But unlike during his early days in New York, Miller now regarded himself as a legitimate writer, so he tried to devote most of his time to his newest literary efforts. He sold selections from The Air-Conditioned Nightmare to magazines, and finally even found a publisher for The Colossus of Maroussi. Thus, when Hollywood came calling that summer, offering the infamous author a screenwriting job, Miller turned it down. He had just enough money to stay on the West Coast until October before returning home to New York for the winter.
Back on the East Coast, however, all Miller could talk about was the “desert colony” of artists and writers he had met in California. It wasn’t long before he began planning his return to the place he called “Lotos Land.” During the early 1940s, Hollywood had become a destination for many great European writers, artists, and musicians fleeing Hitler. From Thomas Mann and Bertolt Brecht to Igor Stravinsky and Sergey Rachmaninoff, Hollywood provided work for many of the world’s great talents during this international time of turmoil. Similarly, American writers as diverse as William Faulkner, Dorothy Parker, and Lillian Hellman all found their way to Los Angeles, lured by the big bucks offered by the movie studios.

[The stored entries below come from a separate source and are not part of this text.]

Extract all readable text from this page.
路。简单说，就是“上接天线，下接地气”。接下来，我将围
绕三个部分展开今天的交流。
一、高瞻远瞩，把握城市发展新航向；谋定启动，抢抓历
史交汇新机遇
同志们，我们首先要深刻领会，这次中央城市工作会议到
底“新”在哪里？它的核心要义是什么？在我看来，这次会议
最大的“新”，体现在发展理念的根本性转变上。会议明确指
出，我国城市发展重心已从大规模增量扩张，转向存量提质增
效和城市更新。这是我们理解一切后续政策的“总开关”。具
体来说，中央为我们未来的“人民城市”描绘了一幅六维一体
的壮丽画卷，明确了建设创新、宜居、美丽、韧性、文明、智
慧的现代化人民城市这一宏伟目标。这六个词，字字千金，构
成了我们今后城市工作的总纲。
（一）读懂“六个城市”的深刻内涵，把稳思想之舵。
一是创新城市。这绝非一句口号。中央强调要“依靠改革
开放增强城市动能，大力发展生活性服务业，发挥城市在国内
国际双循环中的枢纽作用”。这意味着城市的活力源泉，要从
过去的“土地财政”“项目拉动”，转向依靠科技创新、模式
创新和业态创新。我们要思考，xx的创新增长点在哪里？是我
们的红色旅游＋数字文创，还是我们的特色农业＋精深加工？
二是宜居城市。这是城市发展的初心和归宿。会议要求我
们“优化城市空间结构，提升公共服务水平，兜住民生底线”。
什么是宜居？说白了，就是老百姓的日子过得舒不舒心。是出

In this heady atmosphere, Miller hoped he had found another Left Bank, where artists, writers, and musicians could nurture their talents among like-minded men and women. But unlike the Left Bank, the motion picture industry had the potential to make them all rich. Truly, Miller reasoned, Hollywood must be his Lotos Land. After just seven months on the East Coast, Miller was so restless that he began making plans for his return to the West. But it wasn’t until he received an offer of a free room from another writer, Gilbert Nieman, that Miller boarded the train for California. His ambition was clear: get a job as a screenwriter and make a ton of money. Like so many ambitious and creative hustlers before him, Miller saw Hollywood as Mecca of the get-rich-quick scheme.
But in fact what Miller would find in Hollywood was his soul. Upon his return to Los Angeles in the summer of 1942, Miller took up lodging in a small apartment in the Beverly Glen house of Gilbert and Margaret Nieman. As the main thoroughfare running through Holmby Hills — the opulent but understated enclave that has been home to Hollywood’s movie stars since the 1920s — Beverly Glen eventually winds into a narrow canyon filled with sycamore trees and small cottages. Close to UCLA and Westwood, the movie studios and Hollywood, during the 1940s the canyon area was popular with students and professors, artists and writers, and lower-end studio employees.
In this somewhat bohemian neighborhood, the Niemans lived in The Green House, which Miller described as “a snug, cozy place, more like an aquarium than a guest house.” Miller immediately felt right at home. But if Henry Miller had high hopes for his time in Hollywood, they were quickly shattered by what he discovered about the reality of Hollywood filmmaking. Far from the collective creative process he had envisioned, Miller soon realized that making movies was largely a technical endeavor, and that the job of the writer was to crank out low-minded scripts that the studios hoped would rake in big profits. The 1940s was the culmination of the golden age of cinema, an era in which the studios were run by megalomaniac tycoons who controlled not only every aspect of the movies they made, but also the lives of the men and women who worked for them.